IRELAND: Your next destination to pursue Higher Education

The number of first-time international students in Ireland from outside the European Economic Area (EEA) jumped by 45% from 2013 to 2017

  • In total, nearly 18,500 non-EEA students are now enrolled in post-secondary studies in Ireland
  • Work rights, relatively affordable tuition, and a welcoming atmosphere have all contributed to this growth


Ireland’s location in Europe, tuition fees which are cheaper than in other English-speaking countries, and the ease of application through institutional websites” as factors that “gave Ireland advantages over other countries

Studying in Ireland

Many universities in Ireland rank impressively well at international level, and the country as a whole is understandably a popular choice for international students. The varied selection of higher education institutions combines with historic cities, beautiful countryside and Ireland’s unique culture to make the country a highly attractive study destination.

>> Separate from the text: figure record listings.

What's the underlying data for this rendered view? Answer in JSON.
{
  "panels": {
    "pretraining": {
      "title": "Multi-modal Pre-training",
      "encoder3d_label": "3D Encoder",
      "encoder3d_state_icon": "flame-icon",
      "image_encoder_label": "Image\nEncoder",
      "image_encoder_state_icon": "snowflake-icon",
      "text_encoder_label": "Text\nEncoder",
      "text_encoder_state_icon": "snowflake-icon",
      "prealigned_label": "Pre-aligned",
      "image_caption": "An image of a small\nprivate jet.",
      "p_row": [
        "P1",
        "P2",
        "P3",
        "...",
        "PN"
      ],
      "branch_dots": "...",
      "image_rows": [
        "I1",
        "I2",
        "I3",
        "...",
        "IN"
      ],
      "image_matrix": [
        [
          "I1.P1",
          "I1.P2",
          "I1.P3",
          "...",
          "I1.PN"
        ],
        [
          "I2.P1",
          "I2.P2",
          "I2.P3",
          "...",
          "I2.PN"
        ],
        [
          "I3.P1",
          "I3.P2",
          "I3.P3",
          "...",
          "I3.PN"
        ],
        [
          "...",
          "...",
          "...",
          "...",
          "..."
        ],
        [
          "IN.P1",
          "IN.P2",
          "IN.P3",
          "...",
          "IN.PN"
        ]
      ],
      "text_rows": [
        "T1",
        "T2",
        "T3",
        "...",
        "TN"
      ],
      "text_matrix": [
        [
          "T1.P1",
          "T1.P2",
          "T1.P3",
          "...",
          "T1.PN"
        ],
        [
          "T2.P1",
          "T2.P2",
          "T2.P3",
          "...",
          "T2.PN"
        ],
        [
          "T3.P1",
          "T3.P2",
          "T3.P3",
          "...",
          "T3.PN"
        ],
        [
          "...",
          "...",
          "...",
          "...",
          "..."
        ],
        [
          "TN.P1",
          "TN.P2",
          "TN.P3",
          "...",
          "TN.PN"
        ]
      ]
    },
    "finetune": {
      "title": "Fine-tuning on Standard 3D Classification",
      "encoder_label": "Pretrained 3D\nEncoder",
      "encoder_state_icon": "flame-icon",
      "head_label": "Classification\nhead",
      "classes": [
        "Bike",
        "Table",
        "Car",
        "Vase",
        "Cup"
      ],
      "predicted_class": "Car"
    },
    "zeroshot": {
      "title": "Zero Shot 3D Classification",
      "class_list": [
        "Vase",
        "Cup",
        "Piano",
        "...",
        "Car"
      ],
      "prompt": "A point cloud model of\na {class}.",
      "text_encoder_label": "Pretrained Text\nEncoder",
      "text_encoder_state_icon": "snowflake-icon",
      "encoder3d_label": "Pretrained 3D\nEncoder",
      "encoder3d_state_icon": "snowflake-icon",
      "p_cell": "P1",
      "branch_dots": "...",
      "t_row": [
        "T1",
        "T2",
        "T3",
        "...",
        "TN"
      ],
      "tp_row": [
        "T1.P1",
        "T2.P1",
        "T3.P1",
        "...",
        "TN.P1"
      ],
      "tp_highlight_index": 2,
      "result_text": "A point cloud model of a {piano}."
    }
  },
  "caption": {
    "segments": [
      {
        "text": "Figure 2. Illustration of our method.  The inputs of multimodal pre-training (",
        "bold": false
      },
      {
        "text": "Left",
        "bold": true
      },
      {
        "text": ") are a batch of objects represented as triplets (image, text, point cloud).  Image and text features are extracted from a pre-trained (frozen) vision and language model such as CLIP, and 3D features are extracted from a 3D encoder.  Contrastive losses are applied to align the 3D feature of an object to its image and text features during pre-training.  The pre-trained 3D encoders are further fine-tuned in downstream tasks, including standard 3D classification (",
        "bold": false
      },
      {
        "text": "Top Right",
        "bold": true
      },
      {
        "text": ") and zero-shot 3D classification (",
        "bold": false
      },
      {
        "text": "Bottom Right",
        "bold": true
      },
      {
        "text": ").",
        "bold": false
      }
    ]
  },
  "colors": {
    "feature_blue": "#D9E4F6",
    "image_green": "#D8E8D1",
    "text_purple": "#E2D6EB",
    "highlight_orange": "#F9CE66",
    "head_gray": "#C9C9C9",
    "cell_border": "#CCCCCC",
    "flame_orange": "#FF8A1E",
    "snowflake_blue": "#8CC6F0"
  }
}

Ireland has generous post-study work right policies in place for non-EEA students completing higher-level studies in the country.

  • International graduates of recognised degree programes at Level 8 (undergraduate) or higher may apply for the Third Level Graduate Scheme which allows them to stay in Ireland for 12–24 months after they have completed their degree.
  • Master’s degree, postgraduate diploma, and doctoral degree holders may remain in Ireland to two years.

On the whole, international students in Ireland are happy to have chosen the country for their education. i-graduate International Student Barometer has found that Ireland is performing better than the global average in terms of student satisfaction in a number of areas, including the welcoming and supportive environment that visiting students find in the country:

“The majority of students were very happy with the social aspects of their experience which included the availability of facilities, friendships and contacts. They were also very satisfied with their day to day experiences of living in Ireland.”